With the imminent Brexit and other goings on in the world, you might be feeling like a change of scenery and this could mean finding yourself looking for work in a new place. As with all job searching, having a good plan and getting the basics right will set you up well for success as you embark on this new journey!
My top five tips for finding work in a new place:
1. Check Your VISA
First and foremost, check what work restrictions may or may not come along with your VISA. Make sure you know the ins and outs, as I can guarantee that not a lot of employers will and the easier you can make it for them by knowing what you’re allowed to do, the better set you’ll be.
Make sure you know how many hours you can work a week (some student VISAs are very strict on this) and for how long you can work for any one employer for. This will also help when you start job searching, as you can tailor your searches to match your work rights.
2. Start Building a Network
We all know that finding work is a lot easier when you have a strong network you can refer to. This doesn’t have to compromise of friends and family. Start by looking up companies or organisations that can offer the type of work you’re looking for and connecting with their social media. Join professional networking groups, start volunteering and go to social meet ups – all can help you, whether by letting you know about current opportunities they know about, or keeping you in mind for the future. It can also help you start to build a picture of the current job market in your new city.
You don’t necessarily have to wait until you move to get started on this either. Start researching before you go so you’ll have a good head start when you’re there of where best to start looking.
3. Tap into Recruitment Agencies
They aren’t everyone’s favourite way of looking for work but when you’re starting out in a new place, they can be useful resource, even just to find temporary work to get on your CV.
Find out who the main ones are in your area, and their industry specialisms. Contact them directly, either by phone or email to arrange a meeting to discuss work potentials. Be pro-active and let them know clearly what you can and can’t do.
Don’t assume once you’ve met with a recruiter that your work there is done. Make sure you keep in contact with them regularly, by email or phone, and keep checking in on any new roles that come in. Stay proactive with them and they’ll remember you when suitable placements come on board.

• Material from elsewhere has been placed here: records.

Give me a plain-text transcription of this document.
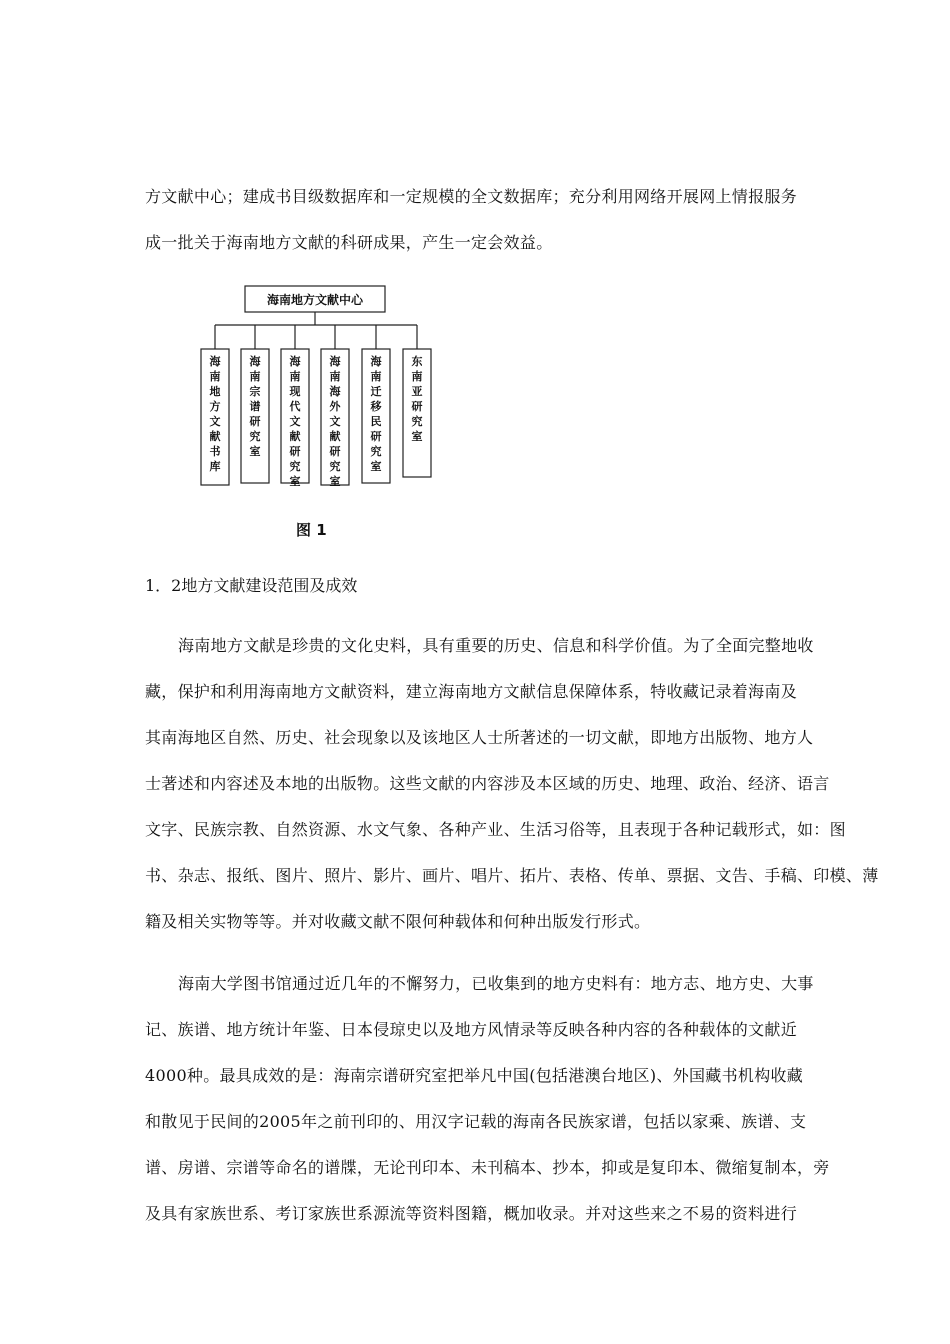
方文献中心；建成书目级数据库和一定规模的全文数据库；充分利用网络开展网上情报服务
成一批关于海南地方文献的科研成果，产生一定会效益。
海南地方文献中心
海
南
地
方
文
献
书
库
海
南
宗
谱
研
究
室
海
南
现
代
文
献
研
究
室
海
南
海
外
文
献
研
究
室
海
南
迁
移
民
研
究
室
东
南
亚
研
究
室
图 1
1．2地方文献建设范围及成效
海南地方文献是珍贵的文化史料，具有重要的历史、信息和科学价值。为了全面完整地收
藏，保护和利用海南地方文献资料，建立海南地方文献信息保障体系，特收藏记录着海南及
其南海地区自然、历史、社会现象以及该地区人士所著述的一切文献，即地方出版物、地方人
士著述和内容述及本地的出版物。这些文献的内容涉及本区域的历史、地理、政治、经济、语言
文字、民族宗教、自然资源、水文气象、各种产业、生活习俗等，且表现于各种记载形式，如：图
书、杂志、报纸、图片、照片、影片、画片、唱片、拓片、表格、传单、票据、文告、手稿、印模、薄
籍及相关实物等等。并对收藏文献不限何种载体和何种出版发行形式。
海南大学图书馆通过近几年的不懈努力，已收集到的地方史料有：地方志、地方史、大事
记、族谱、地方统计年鉴、日本侵琼史以及地方风情录等反映各种内容的各种载体的文献近
4000种。最具成效的是：海南宗谱研究室把举凡中国(包括港澳台地区)、外国藏书机构收藏
和散见于民间的2005年之前刊印的、用汉字记载的海南各民族家谱，包括以家乘、族谱、支
谱、房谱、宗谱等命名的谱牒，无论刊印本、未刊稿本、抄本，抑或是复印本、微缩复制本，旁
及具有家族世系、考订家族世系源流等资料图籍，概加收录。并对这些来之不易的资料进行
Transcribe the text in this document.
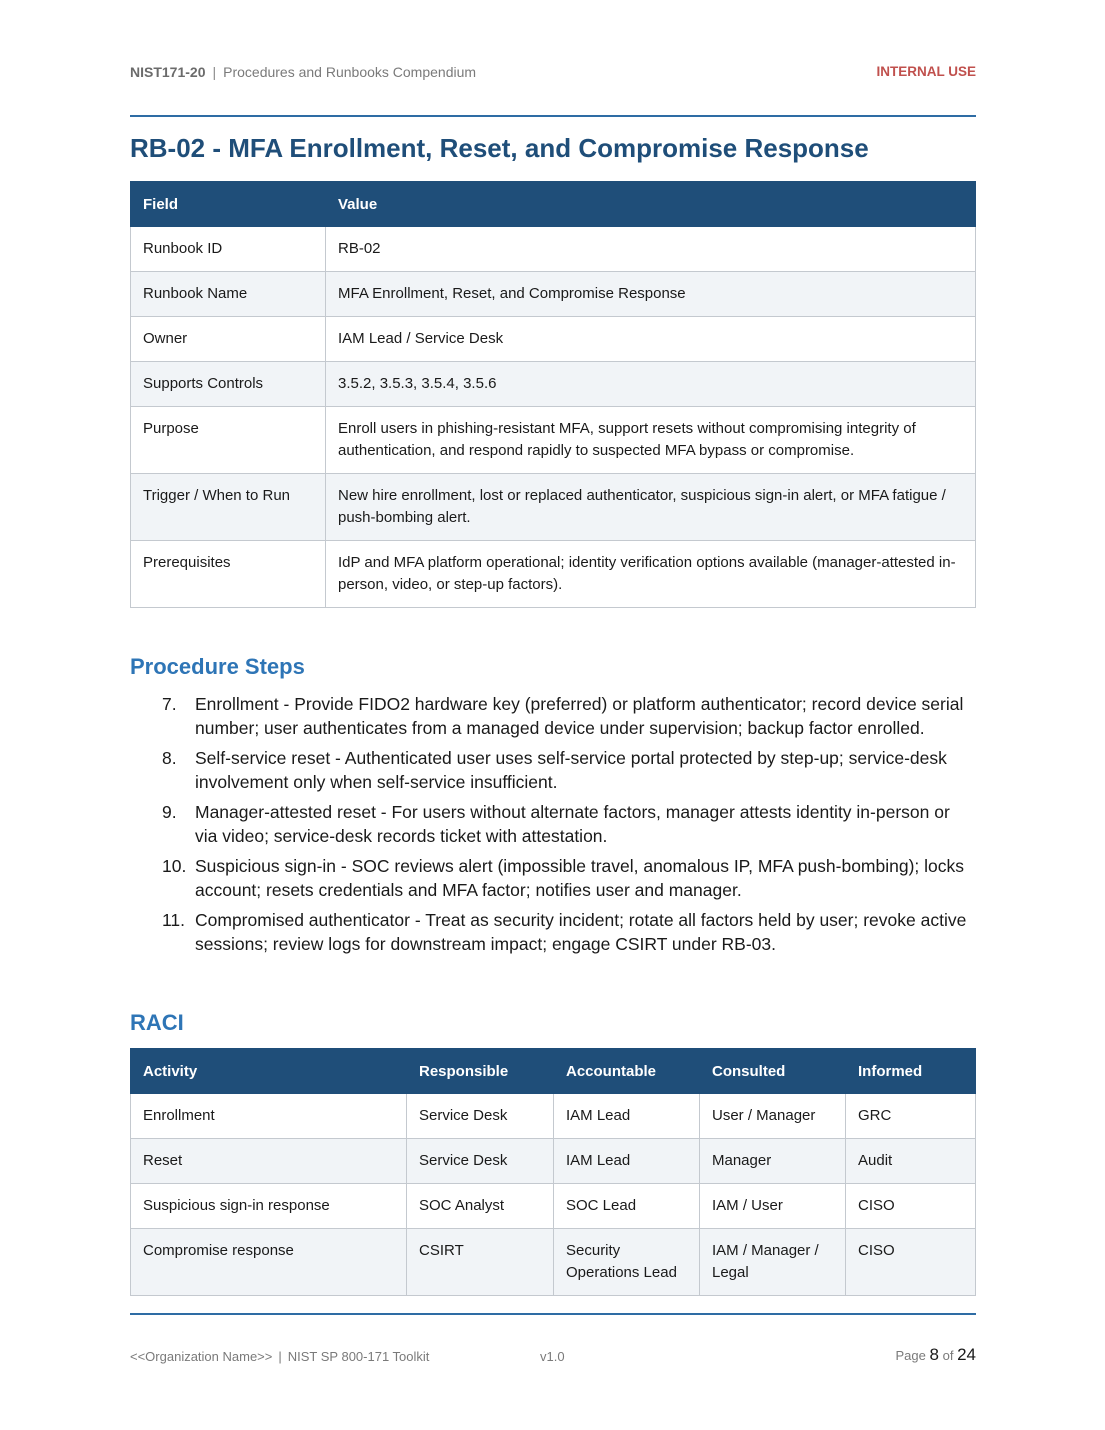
NIST171-20 | Procedures and Runbooks Compendium	INTERNAL USE
RB-02 - MFA Enrollment, Reset, and Compromise Response
Field	Value
Runbook ID	RB-02
Runbook Name	MFA Enrollment, Reset, and Compromise Response
Owner	IAM Lead / Service Desk
Supports Controls	3.5.2, 3.5.3, 3.5.4, 3.5.6
Purpose	Enroll users in phishing-resistant MFA, support resets without compromising integrity of authentication, and respond rapidly to suspected MFA bypass or compromise.
Trigger / When to Run	New hire enrollment, lost or replaced authenticator, suspicious sign-in alert, or MFA fatigue / push-bombing alert.
Prerequisites	IdP and MFA platform operational; identity verification options available (manager-attested in-person, video, or step-up factors).
Procedure Steps
7. Enrollment - Provide FIDO2 hardware key (preferred) or platform authenticator; record device serial number; user authenticates from a managed device under supervision; backup factor enrolled.
8. Self-service reset - Authenticated user uses self-service portal protected by step-up; service-desk involvement only when self-service insufficient.
9. Manager-attested reset - For users without alternate factors, manager attests identity in-person or via video; service-desk records ticket with attestation.
10. Suspicious sign-in - SOC reviews alert (impossible travel, anomalous IP, MFA push-bombing); locks account; resets credentials and MFA factor; notifies user and manager.
11. Compromised authenticator - Treat as security incident; rotate all factors held by user; revoke active sessions; review logs for downstream impact; engage CSIRT under RB-03.
RACI
Activity	Responsible	Accountable	Consulted	Informed
Enrollment	Service Desk	IAM Lead	User / Manager	GRC
Reset	Service Desk	IAM Lead	Manager	Audit
Suspicious sign-in response	SOC Analyst	SOC Lead	IAM / User	CISO
Compromise response	CSIRT	Security Operations Lead	IAM / Manager / Legal	CISO
<<Organization Name>> | NIST SP 800-171 Toolkit	v1.0	Page 8 of 24
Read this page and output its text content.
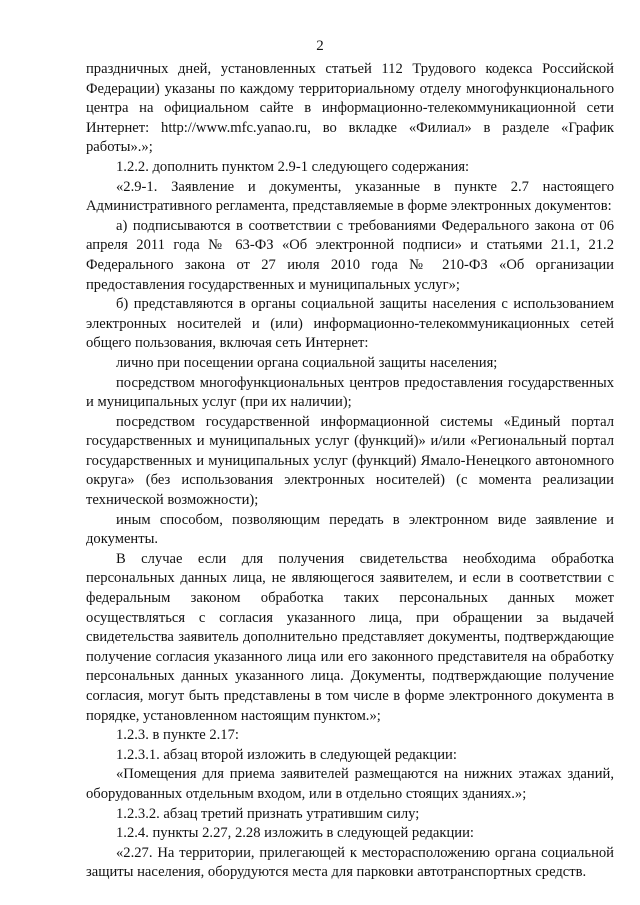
2

праздничных дней, установленных статьей 112 Трудового кодекса Российской Федерации) указаны по каждому территориальному отделу многофункционального центра на официальном сайте в информационно-телекоммуникационной сети Интернет: http://www.mfc.yanao.ru, во вкладке «Филиал» в разделе «График работы».»;

1.2.2. дополнить пунктом 2.9-1 следующего содержания:

«2.9-1. Заявление и документы, указанные в пункте 2.7 настоящего Административного регламента, представляемые в форме электронных документов:

а) подписываются в соответствии с требованиями Федерального закона от 06 апреля 2011 года № 63-ФЗ «Об электронной подписи» и статьями 21.1, 21.2 Федерального закона от 27 июля 2010 года № 210-ФЗ «Об организации предоставления государственных и муниципальных услуг»;

б) представляются в органы социальной защиты населения с использованием электронных носителей и (или) информационно-телекоммуникационных сетей общего пользования, включая сеть Интернет:

лично при посещении органа социальной защиты населения;

посредством многофункциональных центров предоставления государственных и муниципальных услуг (при их наличии);

посредством государственной информационной системы «Единый портал государственных и муниципальных услуг (функций)» и/или «Региональный портал государственных и муниципальных услуг (функций) Ямало-Ненецкого автономного округа» (без использования электронных носителей) (с момента реализации технической возможности);

иным способом, позволяющим передать в электронном виде заявление и документы.

В случае если для получения свидетельства необходима обработка персональных данных лица, не являющегося заявителем, и если в соответствии с федеральным законом обработка таких персональных данных может осуществляться с согласия указанного лица, при обращении за выдачей свидетельства заявитель дополнительно представляет документы, подтверждающие получение согласия указанного лица или его законного представителя на обработку персональных данных указанного лица. Документы, подтверждающие получение согласия, могут быть представлены в том числе в форме электронного документа в порядке, установленном настоящим пунктом.»;

1.2.3. в пункте 2.17:

1.2.3.1. абзац второй изложить в следующей редакции:

«Помещения для приема заявителей размещаются на нижних этажах зданий, оборудованных отдельным входом, или в отдельно стоящих зданиях.»;

1.2.3.2. абзац третий признать утратившим силу;

1.2.4. пункты 2.27, 2.28 изложить в следующей редакции:

«2.27. На территории, прилегающей к месторасположению органа социальной защиты населения, оборудуются места для парковки автотранспортных средств.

They can also be a useful resource for checking your CV and giving help on the expectations for the area. Which leads me on to my next tip:
4. Check Your CV
I’ve spoken about it a number of times, there is no ‘perfect’ CV, and the preference for a ‘good’ CV changes depending on whose looking at it but that doesn’t mean there aren’t some key do’s and don’ts when it comes to writing a CV.
Different cities and countries can have their own preferred view of a ‘good’ CV so it’s a good idea to get yours checked by people you know in the area for tips on any changes you might need to make. Friends can help you with this, but so can recruitment agents. Another good source is your local careers hub if you’re a student, or asking for any feedback from employers when you’re looking for work.
It all helps to make sure you’re fitting in with the local recruitment ‘etiquettes’ and to help your CV stay in the pile, rather than in the bin.
5. Get Your References in Order
This fits in with knowing local recruitment practices. As I found out recently, in the UK we don’t ask for or contact references prior to offering the candidate the position. Not the case in Australia where they contact references first as a way of helping them make a decision about who to offer the role to.
Make sure you have three references – usually, one will be your most recent employer, a previous employer and I would also make sure you have a character referee as well. Let your referees know you will be using them as references (and check that they’re happy for you to!) and make sure you have all their correct contact information. This way you’ll be organised and prepared, as will your referees, when you need them – which makes for a much better impression and smoother process.
As always, there are no ‘quick wins’ when it comes to finding a new job. It takes time, patience and commitment. Make sure you keep proactive and seek feedback where you can. Keep your CV and written applications tailored, and get someone else to proof read them before submitting.
Remember: if you’re not hearing back, review and refresh your CV, cover letter, and job requirements. If it’s not working – change it!